Поздно люди разошлись по палаткам. Глухая ночь. Под седыми космами тумана буйствует Утук. И вся необъятная теснина словно колышется.
Мы с Пугачевым одни остаемся под открытым небом. Я думаю о том, как нелегко достается ему благополучие подразделения, сколько трудностей еще впереди, на подступах к главной водораздельной линии хребта, и сколько еще горечи он хлебнет на скалистых вершинах Станового!
Трофим Васильевич сидит напротив, завертывает ноги в сухие портянки, перевязывает их ремешками -- готовится спать. На освещенном его лице еще не растаял след забот и тревог прошедшего дня.
– - Тяжело, Трофим Васильевич?
– - тихонько спрашиваю я. В отличие от Трофима Королева, я всегда зову его по имени и отчеству.
– - Не в этом беда, -- отвечает он.
– - Ребята у меня золотые, а опыта у них нет. Не отбери вы весной мои старые кадры, я бы с ними шутя одолел Становой.
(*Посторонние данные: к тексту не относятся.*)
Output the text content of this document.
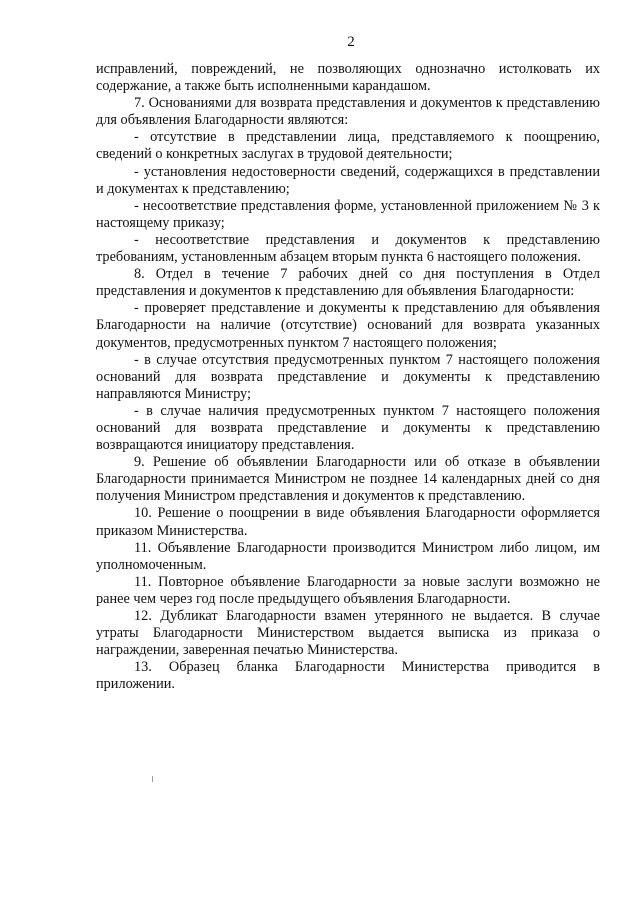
2

исправлений, повреждений, не позволяющих однозначно истолковать их содержание, а также быть исполненными карандашом.

7. Основаниями для возврата представления и документов к представлению для объявления Благодарности являются:

- отсутствие в представлении лица, представляемого к поощрению, сведений о конкретных заслугах в трудовой деятельности;

- установления недостоверности сведений, содержащихся в представлении и документах к представлению;

- несоответствие представления форме, установленной приложением № 3 к настоящему приказу;

- несоответствие представления и документов к представлению требованиям, установленным абзацем вторым пункта 6 настоящего положения.

8. Отдел в течение 7 рабочих дней со дня поступления в Отдел представления и документов к представлению для объявления Благодарности:

- проверяет представление и документы к представлению для объявления Благодарности на наличие (отсутствие) оснований для возврата указанных документов, предусмотренных пунктом 7 настоящего положения;

- в случае отсутствия предусмотренных пунктом 7 настоящего положения оснований для возврата представление и документы к представлению направляются Министру;

- в случае наличия предусмотренных пунктом 7 настоящего положения оснований для возврата представление и документы к представлению возвращаются инициатору представления.

9. Решение об объявлении Благодарности или об отказе в объявлении Благодарности принимается Министром не позднее 14 календарных дней со дня получения Министром представления и документов к представлению.

10. Решение о поощрении в виде объявления Благодарности оформляется приказом Министерства.

11. Объявление Благодарности производится Министром либо лицом, им уполномоченным.

11. Повторное объявление Благодарности за новые заслуги возможно не ранее чем через год после предыдущего объявления Благодарности.

12. Дубликат Благодарности взамен утерянного не выдается. В случае утраты Благодарности Министерством выдается выписка из приказа о награждении, заверенная печатью Министерства.

13. Образец бланка Благодарности Министерства приводится в приложении.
А этих сначала ко всему приучать надо, и не все им сразу дается. Да и места, вишь, какие неподходящие, тут чуть ошибись и -- поминай как звали человека!
– - А что бы делали без твоих опытных рабочих молодые инженеры, впервые попавшие в тайгу? Им тоже надо у кого-то учиться...
– - Знаю, надо, но зачем было всех забирать, -- упрямо возражает Пугачев.
– - Не всех. Думаю, и этих молодцов ты обучишь. Меня беспокоит другое: управишься ли ты с заданием? Работы много.
– - Сидеть сложа руки не будем, но гарантию дать не могу, кто знает, с чем еще мы тут можем столкнуться?!
– - А если не завершишь работ -- сам знаешь, во что обойдется на следующий год их доделка. Рисковать этим не следует. Можем к осени сюда прислать еще одно подразделение.
Пугачев поднимает голову, косит на меня свои глаза.